Why is there a short wait if you press a button twice in that situation? The double press processing also has to be delayed, because there is a chance it might become a triple press (go to previous track).

Why is there a short wait if you press a button to go to the next track on your car’s steering wheel? It’s a delay of a different kind, but the same principle: the function cannot kick in on press down, because press down and hold mean “fast forward.” So, software has to wait for button up event to go to the next track (which feels a bit slower than button down), or for enough time to pass so we’re certain it’s a button-down hold rather than a slow press. Here, both interactions experience a penalty for coexisting.
The most infamous of those disambiguation delays exists in mobile browsers. Since every double tap can zoom into the page ever since that famous 2007 iPhone presentation, every single tap on a link or elsewhere has to be delayed by about 300ms. This has been a source of contention since it does make the web feel a bit slower, and today browsers suspend double tapping on sites designed for mobile, trading zooming affordances for higher interaction speed – after all, you can still zoom in by pinching. But if you always wondered why older websites tend to be a bit sluggish to interact with, now you know.
Different tradeoffs are possible.
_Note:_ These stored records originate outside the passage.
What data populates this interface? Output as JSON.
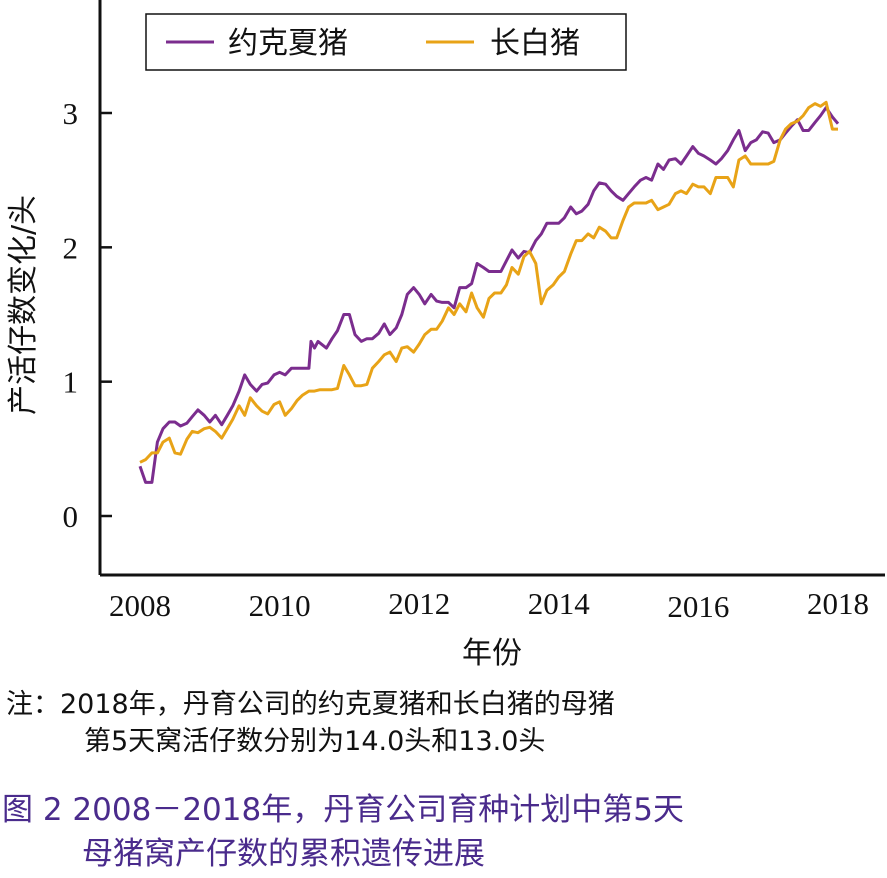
{
  "chart_data": {
    "type": "line",
    "xlabel": "年份",
    "ylabel": "产活仔数变化/头",
    "xlim": [
      2008,
      2018
    ],
    "ylim": [
      -0.45,
      3.6
    ],
    "x_ticks": [
      "2008",
      "2010",
      "2012",
      "2014",
      "2016",
      "2018"
    ],
    "y_ticks": [
      "0",
      "1",
      "2",
      "3"
    ],
    "legend_position": "top",
    "grid": false,
    "series": [
      {
        "name": "约克夏猪",
        "color": "#7b2d8e",
        "points": [
          [
            2008.0,
            0.37
          ],
          [
            2008.08,
            0.25
          ],
          [
            2008.17,
            0.25
          ],
          [
            2008.25,
            0.55
          ],
          [
            2008.33,
            0.65
          ],
          [
            2008.42,
            0.7
          ],
          [
            2008.5,
            0.7
          ],
          [
            2008.58,
            0.67
          ],
          [
            2008.67,
            0.69
          ],
          [
            2008.75,
            0.74
          ],
          [
            2008.83,
            0.79
          ],
          [
            2008.92,
            0.75
          ],
          [
            2009.0,
            0.7
          ],
          [
            2009.08,
            0.75
          ],
          [
            2009.17,
            0.68
          ],
          [
            2009.25,
            0.75
          ],
          [
            2009.33,
            0.82
          ],
          [
            2009.42,
            0.93
          ],
          [
            2009.5,
            1.05
          ],
          [
            2009.58,
            0.98
          ],
          [
            2009.67,
            0.93
          ],
          [
            2009.75,
            0.98
          ],
          [
            2009.83,
            0.99
          ],
          [
            2009.92,
            1.05
          ],
          [
            2010.0,
            1.07
          ],
          [
            2010.08,
            1.05
          ],
          [
            2010.17,
            1.1
          ],
          [
            2010.25,
            1.1
          ],
          [
            2010.33,
            1.1
          ],
          [
            2010.42,
            1.1
          ],
          [
            2010.45,
            1.3
          ],
          [
            2010.5,
            1.25
          ],
          [
            2010.55,
            1.3
          ],
          [
            2010.67,
            1.25
          ],
          [
            2010.75,
            1.32
          ],
          [
            2010.83,
            1.38
          ],
          [
            2010.92,
            1.5
          ],
          [
            2011.0,
            1.5
          ],
          [
            2011.08,
            1.35
          ],
          [
            2011.17,
            1.3
          ],
          [
            2011.25,
            1.32
          ],
          [
            2011.33,
            1.32
          ],
          [
            2011.42,
            1.36
          ],
          [
            2011.5,
            1.43
          ],
          [
            2011.58,
            1.35
          ],
          [
            2011.67,
            1.4
          ],
          [
            2011.75,
            1.5
          ],
          [
            2011.83,
            1.65
          ],
          [
            2011.92,
            1.7
          ],
          [
            2012.0,
            1.65
          ],
          [
            2012.08,
            1.58
          ],
          [
            2012.17,
            1.65
          ],
          [
            2012.25,
            1.6
          ],
          [
            2012.33,
            1.59
          ],
          [
            2012.42,
            1.59
          ],
          [
            2012.5,
            1.55
          ],
          [
            2012.58,
            1.7
          ],
          [
            2012.67,
            1.7
          ],
          [
            2012.75,
            1.73
          ],
          [
            2012.83,
            1.88
          ],
          [
            2012.92,
            1.85
          ],
          [
            2013.0,
            1.82
          ],
          [
            2013.08,
            1.82
          ],
          [
            2013.17,
            1.82
          ],
          [
            2013.25,
            1.9
          ],
          [
            2013.33,
            1.98
          ],
          [
            2013.42,
            1.92
          ],
          [
            2013.5,
            1.97
          ],
          [
            2013.58,
            1.96
          ],
          [
            2013.67,
            2.05
          ],
          [
            2013.75,
            2.1
          ],
          [
            2013.83,
            2.18
          ],
          [
            2013.92,
            2.18
          ],
          [
            2014.0,
            2.18
          ],
          [
            2014.08,
            2.22
          ],
          [
            2014.17,
            2.3
          ],
          [
            2014.25,
            2.25
          ],
          [
            2014.33,
            2.27
          ],
          [
            2014.42,
            2.32
          ],
          [
            2014.5,
            2.42
          ],
          [
            2014.58,
            2.48
          ],
          [
            2014.67,
            2.47
          ],
          [
            2014.75,
            2.42
          ],
          [
            2014.83,
            2.38
          ],
          [
            2014.92,
            2.35
          ],
          [
            2015.0,
            2.4
          ],
          [
            2015.08,
            2.45
          ],
          [
            2015.17,
            2.5
          ],
          [
            2015.25,
            2.52
          ],
          [
            2015.33,
            2.5
          ],
          [
            2015.42,
            2.62
          ],
          [
            2015.5,
            2.58
          ],
          [
            2015.58,
            2.65
          ],
          [
            2015.67,
            2.66
          ],
          [
            2015.75,
            2.62
          ],
          [
            2015.83,
            2.68
          ],
          [
            2015.92,
            2.75
          ],
          [
            2016.0,
            2.7
          ],
          [
            2016.08,
            2.68
          ],
          [
            2016.17,
            2.65
          ],
          [
            2016.25,
            2.62
          ],
          [
            2016.33,
            2.66
          ],
          [
            2016.42,
            2.72
          ],
          [
            2016.5,
            2.8
          ],
          [
            2016.58,
            2.87
          ],
          [
            2016.67,
            2.72
          ],
          [
            2016.75,
            2.78
          ],
          [
            2016.83,
            2.8
          ],
          [
            2016.92,
            2.86
          ],
          [
            2017.0,
            2.85
          ],
          [
            2017.08,
            2.78
          ],
          [
            2017.17,
            2.8
          ],
          [
            2017.25,
            2.85
          ],
          [
            2017.33,
            2.9
          ],
          [
            2017.42,
            2.95
          ],
          [
            2017.5,
            2.87
          ],
          [
            2017.58,
            2.87
          ],
          [
            2017.67,
            2.93
          ],
          [
            2017.75,
            2.98
          ],
          [
            2017.83,
            3.04
          ],
          [
            2017.92,
            2.97
          ],
          [
            2018.0,
            2.92
          ]
        ]
      },
      {
        "name": "长白猪",
        "color": "#e8a317",
        "points": [
          [
            2008.0,
            0.4
          ],
          [
            2008.08,
            0.42
          ],
          [
            2008.17,
            0.47
          ],
          [
            2008.25,
            0.47
          ],
          [
            2008.33,
            0.55
          ],
          [
            2008.42,
            0.58
          ],
          [
            2008.5,
            0.47
          ],
          [
            2008.58,
            0.46
          ],
          [
            2008.67,
            0.57
          ],
          [
            2008.75,
            0.63
          ],
          [
            2008.83,
            0.62
          ],
          [
            2008.92,
            0.65
          ],
          [
            2009.0,
            0.66
          ],
          [
            2009.08,
            0.63
          ],
          [
            2009.17,
            0.58
          ],
          [
            2009.25,
            0.65
          ],
          [
            2009.33,
            0.72
          ],
          [
            2009.42,
            0.82
          ],
          [
            2009.5,
            0.75
          ],
          [
            2009.58,
            0.88
          ],
          [
            2009.67,
            0.82
          ],
          [
            2009.75,
            0.78
          ],
          [
            2009.83,
            0.76
          ],
          [
            2009.92,
            0.83
          ],
          [
            2010.0,
            0.85
          ],
          [
            2010.08,
            0.75
          ],
          [
            2010.17,
            0.8
          ],
          [
            2010.25,
            0.86
          ],
          [
            2010.33,
            0.9
          ],
          [
            2010.42,
            0.93
          ],
          [
            2010.5,
            0.93
          ],
          [
            2010.58,
            0.94
          ],
          [
            2010.67,
            0.94
          ],
          [
            2010.75,
            0.94
          ],
          [
            2010.83,
            0.95
          ],
          [
            2010.92,
            1.12
          ],
          [
            2011.0,
            1.05
          ],
          [
            2011.08,
            0.97
          ],
          [
            2011.17,
            0.97
          ],
          [
            2011.25,
            0.98
          ],
          [
            2011.33,
            1.1
          ],
          [
            2011.42,
            1.15
          ],
          [
            2011.5,
            1.2
          ],
          [
            2011.58,
            1.22
          ],
          [
            2011.67,
            1.15
          ],
          [
            2011.75,
            1.25
          ],
          [
            2011.83,
            1.26
          ],
          [
            2011.92,
            1.22
          ],
          [
            2012.0,
            1.28
          ],
          [
            2012.08,
            1.35
          ],
          [
            2012.17,
            1.39
          ],
          [
            2012.25,
            1.39
          ],
          [
            2012.33,
            1.45
          ],
          [
            2012.42,
            1.55
          ],
          [
            2012.5,
            1.5
          ],
          [
            2012.58,
            1.58
          ],
          [
            2012.67,
            1.52
          ],
          [
            2012.75,
            1.66
          ],
          [
            2012.83,
            1.55
          ],
          [
            2012.92,
            1.48
          ],
          [
            2013.0,
            1.62
          ],
          [
            2013.08,
            1.66
          ],
          [
            2013.17,
            1.66
          ],
          [
            2013.25,
            1.72
          ],
          [
            2013.33,
            1.85
          ],
          [
            2013.42,
            1.8
          ],
          [
            2013.5,
            1.93
          ],
          [
            2013.58,
            1.97
          ],
          [
            2013.67,
            1.88
          ],
          [
            2013.75,
            1.58
          ],
          [
            2013.83,
            1.68
          ],
          [
            2013.92,
            1.72
          ],
          [
            2014.0,
            1.78
          ],
          [
            2014.08,
            1.82
          ],
          [
            2014.17,
            1.95
          ],
          [
            2014.25,
            2.05
          ],
          [
            2014.33,
            2.05
          ],
          [
            2014.42,
            2.1
          ],
          [
            2014.5,
            2.07
          ],
          [
            2014.58,
            2.15
          ],
          [
            2014.67,
            2.12
          ],
          [
            2014.75,
            2.07
          ],
          [
            2014.83,
            2.07
          ],
          [
            2014.92,
            2.2
          ],
          [
            2015.0,
            2.3
          ],
          [
            2015.08,
            2.33
          ],
          [
            2015.17,
            2.33
          ],
          [
            2015.25,
            2.33
          ],
          [
            2015.33,
            2.35
          ],
          [
            2015.42,
            2.28
          ],
          [
            2015.5,
            2.3
          ],
          [
            2015.58,
            2.32
          ],
          [
            2015.67,
            2.4
          ],
          [
            2015.75,
            2.42
          ],
          [
            2015.83,
            2.4
          ],
          [
            2015.92,
            2.47
          ],
          [
            2016.0,
            2.45
          ],
          [
            2016.08,
            2.45
          ],
          [
            2016.17,
            2.4
          ],
          [
            2016.25,
            2.52
          ],
          [
            2016.33,
            2.52
          ],
          [
            2016.42,
            2.52
          ],
          [
            2016.5,
            2.45
          ],
          [
            2016.58,
            2.65
          ],
          [
            2016.67,
            2.68
          ],
          [
            2016.75,
            2.62
          ],
          [
            2016.83,
            2.62
          ],
          [
            2016.92,
            2.62
          ],
          [
            2017.0,
            2.62
          ],
          [
            2017.08,
            2.64
          ],
          [
            2017.17,
            2.8
          ],
          [
            2017.25,
            2.88
          ],
          [
            2017.33,
            2.92
          ],
          [
            2017.42,
            2.94
          ],
          [
            2017.5,
            2.98
          ],
          [
            2017.58,
            3.04
          ],
          [
            2017.67,
            3.07
          ],
          [
            2017.75,
            3.05
          ],
          [
            2017.83,
            3.08
          ],
          [
            2017.92,
            2.88
          ],
          [
            2018.0,
            2.88
          ]
        ]
      }
    ]
  },
  "note": {
    "line1": "注：2018年，丹育公司的约克夏猪和长白猪的母猪",
    "line2": "第5天窝活仔数分别为14.0头和13.0头"
  },
  "caption": {
    "line1": "图 2  2008－2018年，丹育公司育种计划中第5天",
    "line2": "母猪窝产仔数的累积遗传进展"
  }
}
In the Finder, clicking on icons isn’t slowed down even though double clicking exists, because selecting an icon is compatible with opening it! So in effect it’s not a choice between a faster A and a slower B – it’s A or A+B.
Even in the iPhone presentation above, you can see the interface highlights the link on double tap, to at least make it feel snappier, at the expense of the highlight being “wrong” and potentially distracting – or even confusing – when you end up double tapping. (You can imagine smartphones pausing on the first remote/headset button press, too. It feels like it would be compatible with advancing to the next track, but I think it might also feel too “choppy,” too chaotic, in practice.)
Lastly, why is there a short wait if you press a button on your hotel TV to increase the volume? Oh, I think that one is just sluggish for no good reason.